Ich habe leider auch nur so das übliche, muss mich da nochmal schlau machen, vor allem wirklich winterharte Kräuter brauch ich noch.

Mit nicht nicht gleich alles sehen, meine ich, dass ich es schön finde, wenn man einen Garten nicht gleich ganz erfassen kann. Das ist bei kleinen Gärten natürlich schwierig, aber wenn man Platz hat...also verschlungene Wege, oder dicht bepflanzte Ecken, hinter denen sich noch ein Sitzplatz verbirgt, sowas halt....hätte ich bei uns auch auch gern, aber Rom ist ja auch nicht an einem Tag erbaut worden, nech?  Vielleicht sollte ich mal Ina einladen und planen lassen 

Wie ein Waldschrat sieht dein Papa aber nicht aus, wobei ich mich da nicht aus dem Fenster lehnen will, nächstes Wochenende kommen uns auch ein paar Waldschrate besuchen, denen man das definitiv nicht ansieht


----------



## pema (23. Sep. 2016)

Erin schrieb:


> Auch wenn ich die Schnecke jetzt nicht sehe, sehr schön bei deinem Papa


dem schließe ich mich vollumfänglich an.
Schöne Grüße an den Papa.
petra


----------



## Daufi (23. Sep. 2016)

Mach ich Petra, wenn ich nächstes WE Neuen __ Wein holen gehe...

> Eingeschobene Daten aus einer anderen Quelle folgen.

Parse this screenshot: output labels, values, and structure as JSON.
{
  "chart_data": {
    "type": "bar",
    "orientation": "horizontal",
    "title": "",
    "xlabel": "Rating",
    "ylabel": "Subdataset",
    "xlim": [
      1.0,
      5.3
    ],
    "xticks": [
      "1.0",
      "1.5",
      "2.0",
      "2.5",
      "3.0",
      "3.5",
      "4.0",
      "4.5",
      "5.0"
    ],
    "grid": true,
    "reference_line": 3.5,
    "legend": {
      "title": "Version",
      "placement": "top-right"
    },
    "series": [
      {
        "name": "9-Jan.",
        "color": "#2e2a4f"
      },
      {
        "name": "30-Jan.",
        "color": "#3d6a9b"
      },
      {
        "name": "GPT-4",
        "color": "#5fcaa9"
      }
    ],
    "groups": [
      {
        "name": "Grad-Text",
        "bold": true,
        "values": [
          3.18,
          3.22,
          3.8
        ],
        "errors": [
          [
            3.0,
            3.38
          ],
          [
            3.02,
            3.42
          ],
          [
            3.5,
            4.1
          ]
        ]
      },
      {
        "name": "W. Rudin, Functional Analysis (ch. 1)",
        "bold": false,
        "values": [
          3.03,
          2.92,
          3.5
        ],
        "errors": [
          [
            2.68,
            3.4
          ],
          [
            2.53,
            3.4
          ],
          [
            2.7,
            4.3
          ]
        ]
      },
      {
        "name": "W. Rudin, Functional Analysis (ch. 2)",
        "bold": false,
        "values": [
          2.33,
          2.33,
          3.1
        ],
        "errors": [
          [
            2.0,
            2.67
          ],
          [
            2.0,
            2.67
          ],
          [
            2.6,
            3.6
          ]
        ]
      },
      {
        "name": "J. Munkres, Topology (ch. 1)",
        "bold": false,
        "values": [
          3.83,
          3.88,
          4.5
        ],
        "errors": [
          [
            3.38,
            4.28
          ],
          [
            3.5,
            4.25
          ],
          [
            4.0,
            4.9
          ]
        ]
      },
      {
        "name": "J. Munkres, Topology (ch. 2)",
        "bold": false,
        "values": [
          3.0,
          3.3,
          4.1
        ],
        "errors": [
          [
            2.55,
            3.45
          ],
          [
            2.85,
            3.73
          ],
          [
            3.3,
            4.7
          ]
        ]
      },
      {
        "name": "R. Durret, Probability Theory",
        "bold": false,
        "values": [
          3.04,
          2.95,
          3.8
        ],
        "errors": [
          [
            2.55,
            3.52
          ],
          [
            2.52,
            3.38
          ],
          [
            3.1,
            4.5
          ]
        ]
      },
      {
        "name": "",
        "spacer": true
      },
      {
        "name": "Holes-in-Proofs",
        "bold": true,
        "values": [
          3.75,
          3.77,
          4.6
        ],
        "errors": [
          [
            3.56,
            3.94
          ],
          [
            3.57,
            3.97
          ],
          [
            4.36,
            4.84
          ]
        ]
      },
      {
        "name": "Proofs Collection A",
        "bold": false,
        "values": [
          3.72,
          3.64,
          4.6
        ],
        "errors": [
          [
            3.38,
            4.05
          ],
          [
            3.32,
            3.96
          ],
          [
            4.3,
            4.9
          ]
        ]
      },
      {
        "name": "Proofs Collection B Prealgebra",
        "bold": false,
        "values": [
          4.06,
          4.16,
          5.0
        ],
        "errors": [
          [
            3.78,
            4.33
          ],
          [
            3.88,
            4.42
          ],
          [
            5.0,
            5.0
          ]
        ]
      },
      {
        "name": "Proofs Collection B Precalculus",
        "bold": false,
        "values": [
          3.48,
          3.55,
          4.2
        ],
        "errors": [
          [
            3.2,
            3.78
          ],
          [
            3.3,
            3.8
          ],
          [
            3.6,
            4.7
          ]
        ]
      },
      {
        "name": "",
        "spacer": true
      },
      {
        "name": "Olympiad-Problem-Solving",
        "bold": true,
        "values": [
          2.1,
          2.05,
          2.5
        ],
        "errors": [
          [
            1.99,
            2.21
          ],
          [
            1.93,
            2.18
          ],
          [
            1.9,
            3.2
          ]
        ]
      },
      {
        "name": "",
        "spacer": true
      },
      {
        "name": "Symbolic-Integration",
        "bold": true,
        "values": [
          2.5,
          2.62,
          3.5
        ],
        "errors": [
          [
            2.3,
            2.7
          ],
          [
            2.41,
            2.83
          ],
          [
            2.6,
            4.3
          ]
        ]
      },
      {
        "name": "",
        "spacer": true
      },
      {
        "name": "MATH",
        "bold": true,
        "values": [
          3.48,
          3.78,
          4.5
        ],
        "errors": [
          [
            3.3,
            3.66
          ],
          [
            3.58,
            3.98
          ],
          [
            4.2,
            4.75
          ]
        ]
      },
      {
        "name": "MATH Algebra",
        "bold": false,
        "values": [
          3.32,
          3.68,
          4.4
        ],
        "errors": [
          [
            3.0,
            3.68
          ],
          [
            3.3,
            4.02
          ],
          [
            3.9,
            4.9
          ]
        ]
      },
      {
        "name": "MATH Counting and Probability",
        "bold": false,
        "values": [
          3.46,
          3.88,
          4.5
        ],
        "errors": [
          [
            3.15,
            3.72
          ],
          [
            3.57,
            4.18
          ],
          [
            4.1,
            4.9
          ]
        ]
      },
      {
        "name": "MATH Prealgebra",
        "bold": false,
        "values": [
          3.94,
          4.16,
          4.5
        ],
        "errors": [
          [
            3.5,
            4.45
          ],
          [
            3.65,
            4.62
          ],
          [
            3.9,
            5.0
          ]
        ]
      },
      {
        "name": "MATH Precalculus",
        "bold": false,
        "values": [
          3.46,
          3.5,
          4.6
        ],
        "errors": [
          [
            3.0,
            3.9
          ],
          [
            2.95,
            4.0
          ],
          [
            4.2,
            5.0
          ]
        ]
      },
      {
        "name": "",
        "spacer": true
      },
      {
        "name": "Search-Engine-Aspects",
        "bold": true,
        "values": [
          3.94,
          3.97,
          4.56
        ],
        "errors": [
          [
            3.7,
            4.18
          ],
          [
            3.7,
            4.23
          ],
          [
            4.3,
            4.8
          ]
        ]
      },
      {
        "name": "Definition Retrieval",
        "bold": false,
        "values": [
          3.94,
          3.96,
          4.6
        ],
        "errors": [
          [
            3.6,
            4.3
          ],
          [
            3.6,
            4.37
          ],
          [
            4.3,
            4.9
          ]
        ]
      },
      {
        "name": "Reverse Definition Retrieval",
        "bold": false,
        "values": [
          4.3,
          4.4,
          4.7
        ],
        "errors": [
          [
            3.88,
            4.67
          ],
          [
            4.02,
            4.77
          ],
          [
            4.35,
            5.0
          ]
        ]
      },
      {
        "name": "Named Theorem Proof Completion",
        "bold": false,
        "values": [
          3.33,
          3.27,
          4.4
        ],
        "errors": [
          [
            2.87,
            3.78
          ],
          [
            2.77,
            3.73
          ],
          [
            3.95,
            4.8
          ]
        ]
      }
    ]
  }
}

Ja das würde mir ja auch gefallen, Erin, aber bei uns ist alles noch so kahl, und man wird ja nicht jünger - soll ja pflegeleicht sein....
Wobei - schön wild wird´s ja dann von alleine...
Wir werden nächstes Jahr erst mal probieren einen Teil zur Blumen, Kräuter, Bienenwiese umzuwandeln...
Ist nur schwierig ne einheimische Mischung zu finden...
Und eine Platz für die Gartensauna....

Wenn ich bei uns so aus dem Fenster schaue, puh, da haben wir noch ein paar Jahre zu tun....


----------



## Erin (24. Okt. 2016)

Text folgt 

Nicht ganz so wie geplant und auch noch nicht ganz fertig, aber so siehts erstmal aus.
An sich baut man ja immer höher, aber irgendwann am Wochenende habe ich aufgegeben, nach zigmal sortieren, auf- und wieder abbauen. Die Steine sind eben nicht regelmäßig und völlig krumm und schief wollte ich es dann auch nicht haben. Eigentlich gefällt es mir aber wirklich gut so, ist dann halt eine etwas andere Kräuterschnecke  
Ich hab mir noch Felder eingebaut mit Korbresten, den Pflastersteinen und Klinkern....muss jetzt nur noch fertig aufgefüllt werden und dann ist gut, dafür brauche ich aber noch Schotter und Sand. Im Moment hat das aber auch keine Eile, denn jetzt kommt nur noch Schnittlauch rein, der Rest folgt im Frühjahr.
Oben steht Rosmarin, ich hoffe, ich bekomme ihn über den Winter, dahinter Currykraut und ich überlege noch, ob ich versuche das Strauchbasilikum draußen zu überwintern. Werde auch jeden Fall alles mit Holzspäne und anderem Material abdecken...
Hat hier zufällig jemand Strauchbasilikum?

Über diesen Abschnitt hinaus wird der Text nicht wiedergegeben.